Hof 's-Gravenhage, 01-02-2007, nr. BK-06/00036
ECLI:NL:GHSGR:2007:AZ8700
- Instantie
Hof 's-Gravenhage
- Datum
01-02-2007
- Magistraten
Mrs. Sanders, Tromp, Van Zadelhoff
- Zaaknummer
BK-06/00036
- LJN
AZ8700
- Vakgebied(en)
Fiscaal procesrecht (V)
Belastingrecht algemeen (V)
- Brondocumenten en formele relaties
ECLI:NL:GHSGR:2007:AZ8700, Uitspraak, Hof 's-Gravenhage, 01‑02‑2007; (Hoger beroep)
- Vindplaatsen
V-N 2007/25.27 met annotatie van Redactie
NTFR 2007/431
Uitspraak 01‑02‑2007
Inhoudsindicatie
Omzetbelasting. In geschil is of de door belanghebbende uitgevoerde orthopedagogische werkzaamheden kunnen delen in de vrijstelling van artikel 11, eerste lid, aanhef en onderdeel g, punt 1, van de Wet.

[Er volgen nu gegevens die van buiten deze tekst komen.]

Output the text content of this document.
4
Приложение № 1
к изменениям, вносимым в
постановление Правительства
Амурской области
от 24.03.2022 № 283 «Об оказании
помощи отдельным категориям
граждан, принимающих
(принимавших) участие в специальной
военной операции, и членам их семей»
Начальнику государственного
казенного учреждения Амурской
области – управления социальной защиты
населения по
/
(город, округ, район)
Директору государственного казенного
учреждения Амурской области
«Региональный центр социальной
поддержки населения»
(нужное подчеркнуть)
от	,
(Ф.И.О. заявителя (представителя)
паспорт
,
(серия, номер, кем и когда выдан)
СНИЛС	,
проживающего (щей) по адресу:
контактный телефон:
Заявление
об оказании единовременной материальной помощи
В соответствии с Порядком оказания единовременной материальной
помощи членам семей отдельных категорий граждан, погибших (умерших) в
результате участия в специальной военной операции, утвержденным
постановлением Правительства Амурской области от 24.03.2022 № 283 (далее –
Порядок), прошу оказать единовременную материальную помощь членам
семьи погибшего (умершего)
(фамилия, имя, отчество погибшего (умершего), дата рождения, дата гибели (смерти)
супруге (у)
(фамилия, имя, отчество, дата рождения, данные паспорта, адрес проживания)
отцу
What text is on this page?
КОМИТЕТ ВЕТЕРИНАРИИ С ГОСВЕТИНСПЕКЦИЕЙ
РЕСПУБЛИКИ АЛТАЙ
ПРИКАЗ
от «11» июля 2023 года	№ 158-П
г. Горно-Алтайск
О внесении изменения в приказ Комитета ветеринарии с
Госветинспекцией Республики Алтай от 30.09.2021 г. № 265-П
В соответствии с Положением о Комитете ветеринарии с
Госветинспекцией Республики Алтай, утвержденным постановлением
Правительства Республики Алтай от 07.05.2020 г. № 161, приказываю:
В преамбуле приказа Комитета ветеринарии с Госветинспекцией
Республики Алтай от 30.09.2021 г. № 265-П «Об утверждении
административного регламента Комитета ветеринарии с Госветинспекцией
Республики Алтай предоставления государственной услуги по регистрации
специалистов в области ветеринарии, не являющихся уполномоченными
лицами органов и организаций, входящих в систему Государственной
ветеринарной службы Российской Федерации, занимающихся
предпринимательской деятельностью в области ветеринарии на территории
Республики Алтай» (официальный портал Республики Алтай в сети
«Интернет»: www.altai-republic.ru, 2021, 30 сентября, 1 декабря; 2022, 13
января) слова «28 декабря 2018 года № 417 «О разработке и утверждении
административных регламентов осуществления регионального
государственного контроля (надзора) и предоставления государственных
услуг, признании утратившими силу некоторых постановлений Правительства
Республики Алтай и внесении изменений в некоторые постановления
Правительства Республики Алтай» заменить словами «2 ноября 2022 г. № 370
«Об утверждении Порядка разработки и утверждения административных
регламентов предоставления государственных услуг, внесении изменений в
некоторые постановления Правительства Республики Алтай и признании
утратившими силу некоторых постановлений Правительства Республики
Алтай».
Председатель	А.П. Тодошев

Partijen houdt wat dat betreft in het bijzonder verdeeld of het in rechte is toegestaan dat genoemde bepaling wel voorziet in een vrijstelling voor de werkzaamheden door een psycholoog, meer in het bijzonder voor de werkzaamheden door de binnen de praktijk werkzame psychologen, en niet voor de werkzaamheden door belanghebbende, bij de beantwoording van welke vraag het niet uitmaakt of de werkzaamheden in kwestie zijn aan te merken als gezondheidskundige verzorging van de mens als bedoeld in artikel 13, A, eerste lid, onderdeel c, van de Zesde richtlijn inzake omzetbelasting. Die vraag beantwoordt belanghebbende ontkennend en de Inspecteur bevestigend.

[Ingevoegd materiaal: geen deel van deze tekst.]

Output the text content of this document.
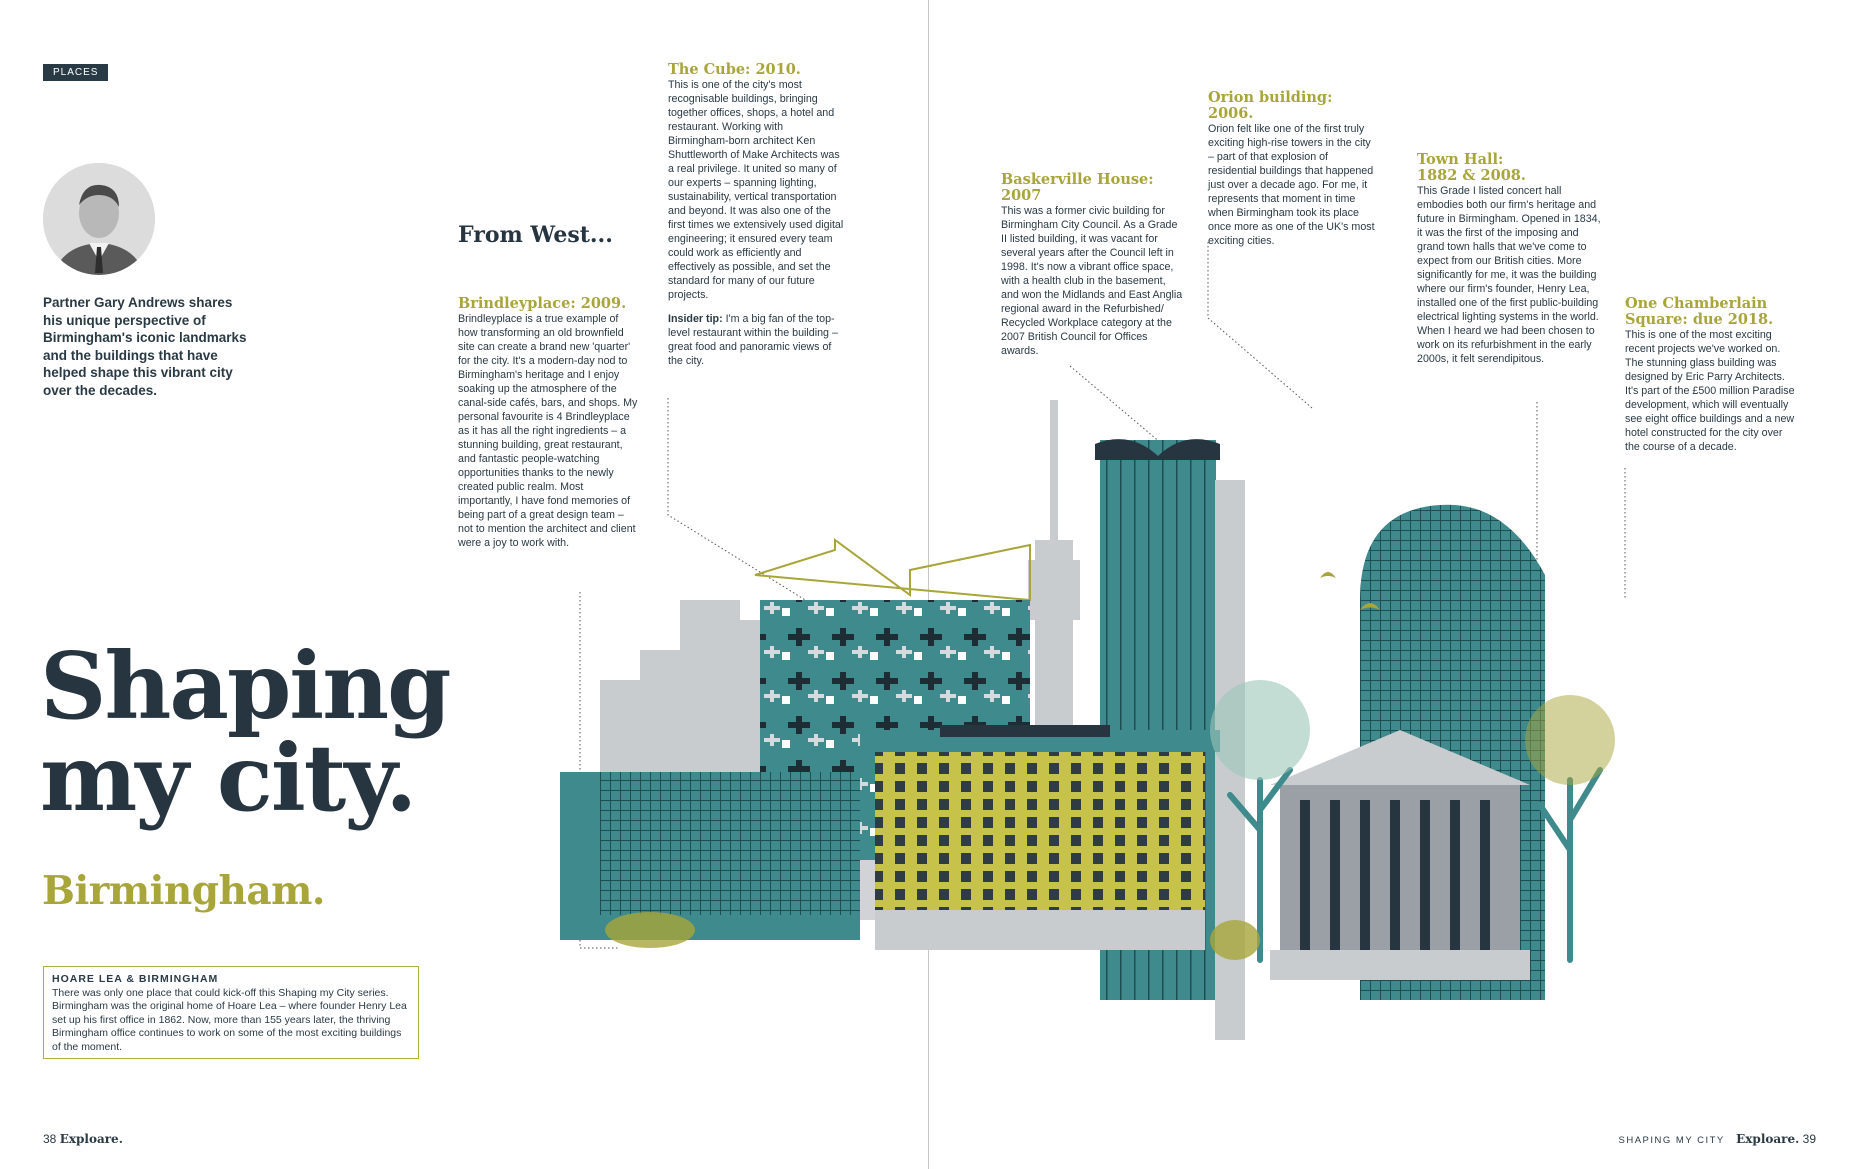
PLACES
Partner Gary Andrews shares his unique perspective of Birmingham's iconic landmarks and the buildings that have helped shape this vibrant city over the decades.
Shaping
my city.
Birmingham.
HOARE LEA & BIRMINGHAM
There was only one place that could kick-off this Shaping my City series. Birmingham was the original home of Hoare Lea – where founder Henry Lea set up his first office in 1862. Now, more than 155 years later, the thriving Birmingham office continues to work on some of the most exciting buildings of the moment.
From West...
Brindleyplace: 2009.
Brindleyplace is a true example of how transforming an old brownfield site can create a brand new 'quarter' for the city. It's a modern-day nod to Birmingham's heritage and I enjoy soaking up the atmosphere of the canal-side cafés, bars, and shops. My personal favourite is 4 Brindleyplace as it has all the right ingredients – a stunning building, great restaurant, and fantastic people-watching opportunities thanks to the newly created public realm. Most importantly, I have fond memories of being part of a great design team – not to mention the architect and client were a joy to work with.
The Cube: 2010.
This is one of the city's most recognisable buildings, bringing together offices, shops, a hotel and restaurant. Working with Birmingham-born architect Ken Shuttleworth of Make Architects was a real privilege. It united so many of our experts – spanning lighting, sustainability, vertical transportation and beyond. It was also one of the first times we extensively used digital engineering; it ensured every team could work as efficiently and effectively as possible, and set the standard for many of our future projects.
Insider tip: I'm a big fan of the top-level restaurant within the building – great food and panoramic views of the city.
Baskerville House: 2007
This was a former civic building for Birmingham City Council. As a Grade II listed building, it was vacant for several years after the Council left in 1998. It's now a vibrant office space, with a health club in the basement, and won the Midlands and East Anglia regional award in the Refurbished/ Recycled Workplace category at the 2007 British Council for Offices awards.
Orion building: 2006.
Orion felt like one of the first truly exciting high-rise towers in the city – part of that explosion of residential buildings that happened just over a decade ago. For me, it represents that moment in time when Birmingham took its place once more as one of the UK's most exciting cities.
Town Hall:
1882 & 2008.
This Grade I listed concert hall embodies both our firm's heritage and future in Birmingham. Opened in 1834, it was the first of the imposing and grand town halls that we've come to expect from our British cities. More significantly for me, it was the building where our firm's founder, Henry Lea, installed one of the first public-building electrical lighting systems in the world. When I heard we had been chosen to work on its refurbishment in the early 2000s, it felt serendipitous.
One Chamberlain
Square: due 2018.
This is one of the most exciting recent projects we've worked on. The stunning glass building was designed by Eric Parry Architects. It's part of the £500 million Paradise development, which will eventually see eight office buildings and a new hotel constructed for the city over the course of a decade.
38 Exploare.	SHAPING MY CITY Exploare. 39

Mrs. Sanders, Tromp, Van Zadelhoff
Partij(en)
UITSPRAAK
op het hoger beroep van
[belanghebbende] te [Z]
tegen de uitspraak van de rechtbank 's‑Gravenhage van 23 december 2005, nummer AWB 05/2609 OB, betreffende na te noemen aangifte.

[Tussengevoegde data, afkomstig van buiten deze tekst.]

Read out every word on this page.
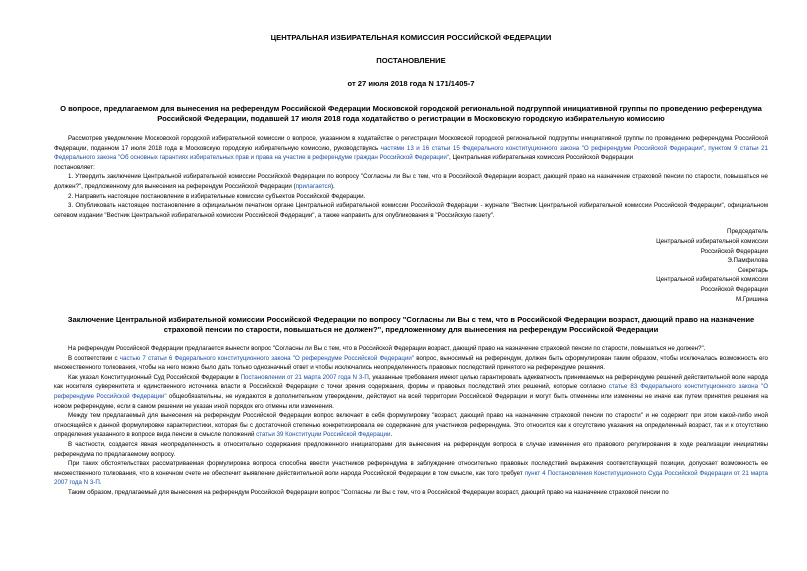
ЦЕНТРАЛЬНАЯ ИЗБИРАТЕЛЬНАЯ КОМИССИЯ РОССИЙСКОЙ ФЕДЕРАЦИИ
ПОСТАНОВЛЕНИЕ
от 27 июля 2018 года N 171/1405-7
О вопросе, предлагаемом для вынесения на референдум Российской Федерации Московской городской региональной подгруппой инициативной группы по проведению референдума Российской Федерации, подавшей 17 июля 2018 года ходатайство о регистрации в Московскую городскую избирательную комиссию

Рассмотрев уведомление Московской городской избирательной комиссии о вопросе, указанном в ходатайстве о регистрации Московской городской региональной подгруппы инициативной группы по проведению референдума Российской Федерации, поданном 17 июля 2018 года в Московскую городскую избирательную комиссию, руководствуясь частями 13 и 16 статьи 15 Федерального конституционного закона "О референдуме Российской Федерации", пунктом 9 статьи 21 Федерального закона "Об основных гарантиях избирательных прав и права на участие в референдуме граждан Российской Федерации", Центральная избирательная комиссия Российской Федерации

постановляет:

1. Утвердить заключение Центральной избирательной комиссии Российской Федерации по вопросу "Согласны ли Вы с тем, что в Российской Федерации возраст, дающий право на назначение страховой пенсии по старости, повышаться не должен?", предложенному для вынесения на референдум Российской Федерации (прилагается).

2. Направить настоящее постановление в избирательные комиссии субъектов Российской Федерации.

3. Опубликовать настоящее постановление в официальном печатном органе Центральной избирательной комиссии Российской Федерации - журнале "Вестник Центральной избирательной комиссии Российской Федерации", официальном сетевом издании "Вестник Центральной избирательной комиссии Российской Федерации", а также направить для опубликования в "Российскую газету".

Председатель

Центральной избирательной комиссии

Российской Федерации

Э.Памфилова

Секретарь

Центральной избирательной комиссии

Российской Федерации

М.Гришина

Заключение Центральной избирательной комиссии Российской Федерации по вопросу "Согласны ли Вы с тем, что в Российской Федерации возраст, дающий право на назначение страховой пенсии по старости, повышаться не должен?", предложенному для вынесения на референдум Российской Федерации

На референдум Российской Федерации предлагается вынести вопрос "Согласны ли Вы с тем, что в Российской Федерации возраст, дающий право на назначение страховой пенсии по старости, повышаться не должен?".

В соответствии с частью 7 статьи 6 Федерального конституционного закона "О референдуме Российской Федерации" вопрос, выносимый на референдум, должен быть сформулирован таким образом, чтобы исключалась возможность его множественного толкования, чтобы на него можно было дать только однозначный ответ и чтобы исключались неопределенность правовых последствий принятого на референдуме решения.

Как указал Конституционный Суд Российской Федерации в Постановлении от 21 марта 2007 года N 3-П, указанные требования имеют целью гарантировать адекватность принимаемых на референдуме решений действительной воле народа как носителя суверенитета и единственного источника власти в Российской Федерации с точки зрения содержания, формы и правовых последствий этих решений, которые согласно статье 83 Федерального конституционного закона "О референдуме Российской Федерации" общеобязательны, не нуждаются в дополнительном утверждении, действуют на всей территории Российской Федерации и могут быть отменены или изменены не иначе как путем принятия решения на новом референдуме, если в самом решении не указан иной порядок его отмены или изменения.

Между тем предлагаемый для вынесения на референдум Российской Федерации вопрос включает в себя формулировку "возраст, дающий право на назначение страховой пенсии по старости" и не содержит при этом какой-либо иной относящейся к данной формулировке характеристики, которая бы с достаточной степенью конкретизировала ее содержание для участников референдума. Это относится как к отсутствию указания на определенный возраст, так и к отсутствию определения указанного в вопросе вида пенсии в смысле положений статьи 39 Конституции Российской Федерации.

В частности, создается явная неопределенность в относительно содержания предложенного инициаторами для вынесения на референдум вопроса в случае изменения его правового регулирования в ходе реализации инициативы референдума по предлагаемому вопросу.

При таких обстоятельствах рассматриваемая формулировка вопроса способна ввести участников референдума в заблуждение относительно правовых последствий выражения соответствующей позиции, допускает возможность ее множественного толкования, что в конечном счете не обеспечит выявление действительной воли народа Российской Федерации в том смысле, как того требует пункт 4 Постановления Конституционного Суда Российской Федерации от 21 марта 2007 года N 3-П.

Таким образом, предлагаемый для вынесения на референдум Российской Федерации вопрос "Согласны ли Вы с тем, что в Российской Федерации возраст, дающий право на назначение страховой пенсии по
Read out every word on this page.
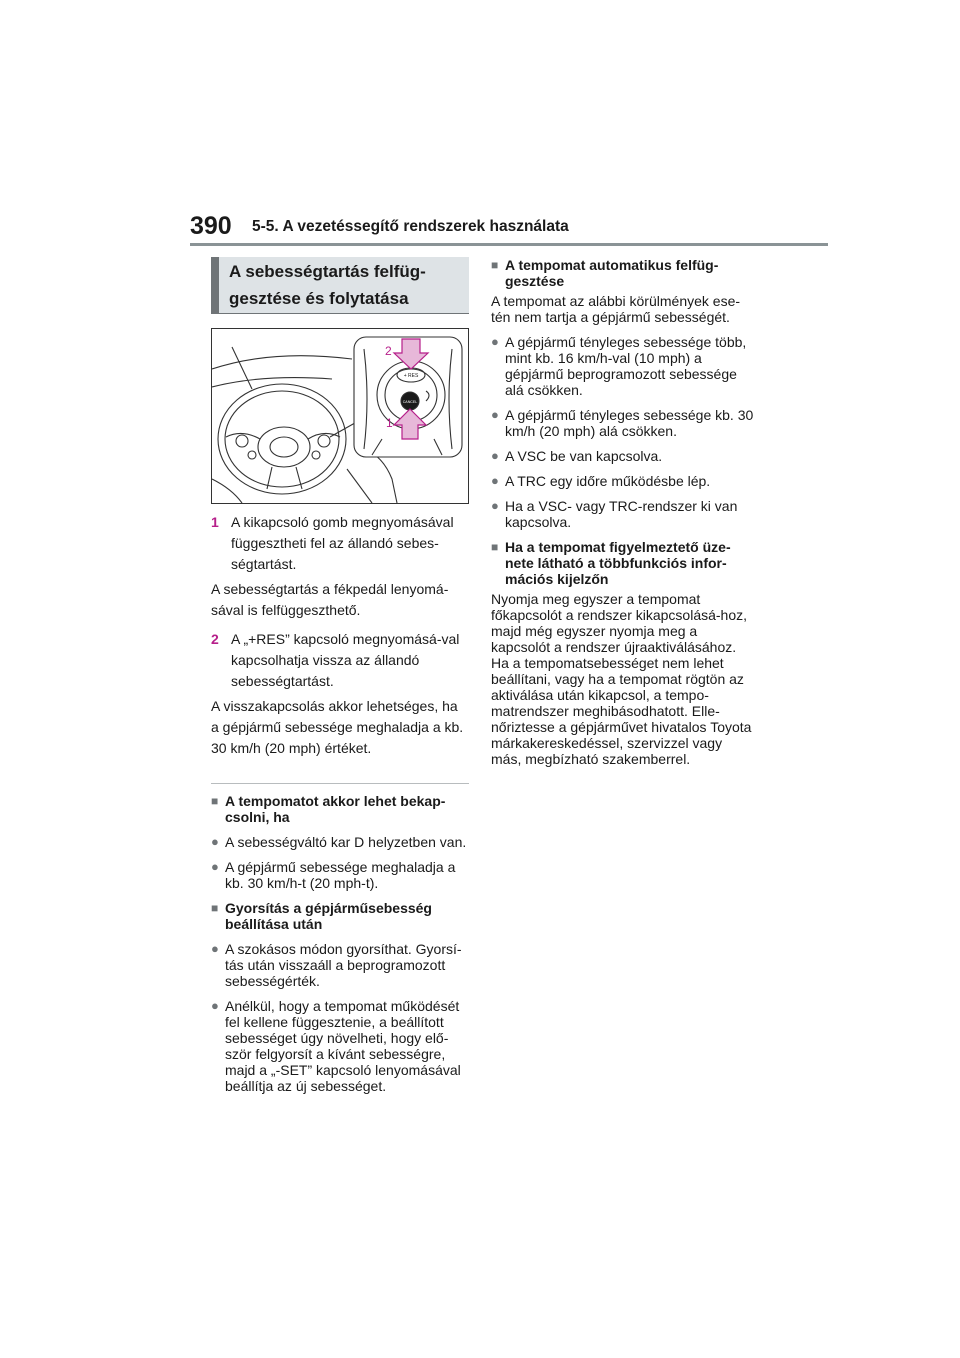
390 5-5. A vezetéssegítő rendszerek használata
A sebességtartás felfüg-
gesztése és folytatása
+ RES
CANCEL
2
1
1 A kikapcsoló gomb megnyomásával függesztheti fel az állandó sebes-ségtartást.
A sebességtartás a fékpedál lenyomá-sával is felfüggeszthető.
2 A „+RES” kapcsoló megnyomásá-val kapcsolhatja vissza az állandó sebességtartást.
A visszakapcsolás akkor lehetséges, ha a gépjármű sebessége meghaladja a kb. 30 km/h (20 mph) értéket.
■ A tempomatot akkor lehet bekap-csolni, ha
● A sebességváltó kar D helyzetben van.
● A gépjármű sebessége meghaladja a kb. 30 km/h-t (20 mph-t).
■ Gyorsítás a gépjárműsebesség beállítása után
● A szokásos módon gyorsíthat. Gyorsí-tás után visszaáll a beprogramozott sebességérték.
● Anélkül, hogy a tempomat működését fel kellene függesztenie, a beállított sebességet úgy növelheti, hogy elő-ször felgyorsít a kívánt sebességre, majd a „-SET” kapcsoló lenyomásával beállítja az új sebességet.
■ A tempomat automatikus felfüg-gesztése
A tempomat az alábbi körülmények ese-tén nem tartja a gépjármű sebességét.
● A gépjármű tényleges sebessége több, mint kb. 16 km/h-val (10 mph) a gépjármű beprogramozott sebessége alá csökken.
● A gépjármű tényleges sebessége kb. 30 km/h (20 mph) alá csökken.
● A VSC be van kapcsolva.
● A TRC egy időre működésbe lép.
● Ha a VSC- vagy TRC-rendszer ki van kapcsolva.
■ Ha a tempomat figyelmeztető üze-nete látható a többfunkciós infor-mációs kijelzőn
Nyomja meg egyszer a tempomat főkapcsolót a rendszer kikapcsolásá-hoz, majd még egyszer nyomja meg a kapcsolót a rendszer újraaktiválásához. Ha a tempomatsebességet nem lehet beállítani, vagy ha a tempomat rögtön az aktiválása után kikapcsol, a tempo-matrendszer meghibásodhatott. Elle-nőriztesse a gépjárművet hivatalos Toyota márkakereskedéssel, szervizzel vagy más, megbízható szakemberrel.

1. Aangifte, bezwaar en beroep
1.1
Belanghebbende heeft op de aangifte over het tweede kwartaal van het jaar 2004 een bedrag van ? 958 aan omzetbelasting voldaan. Tegen dat bedrag heeft zij bezwaar gemaakt.
1.2
Bij de uitspraak op bezwaar heeft de Inspecteur, de voorzitter van het managementteam van de Belastingdienst [P], besloten een teruggaaf van belasting te verlenen van ? 306.
1.3
Belanghebbende heeft tegen de uitspraak op bezwaar beroep bij de rechtbank ingesteld. De rechtbank heeft het beroep ongegrond verklaard.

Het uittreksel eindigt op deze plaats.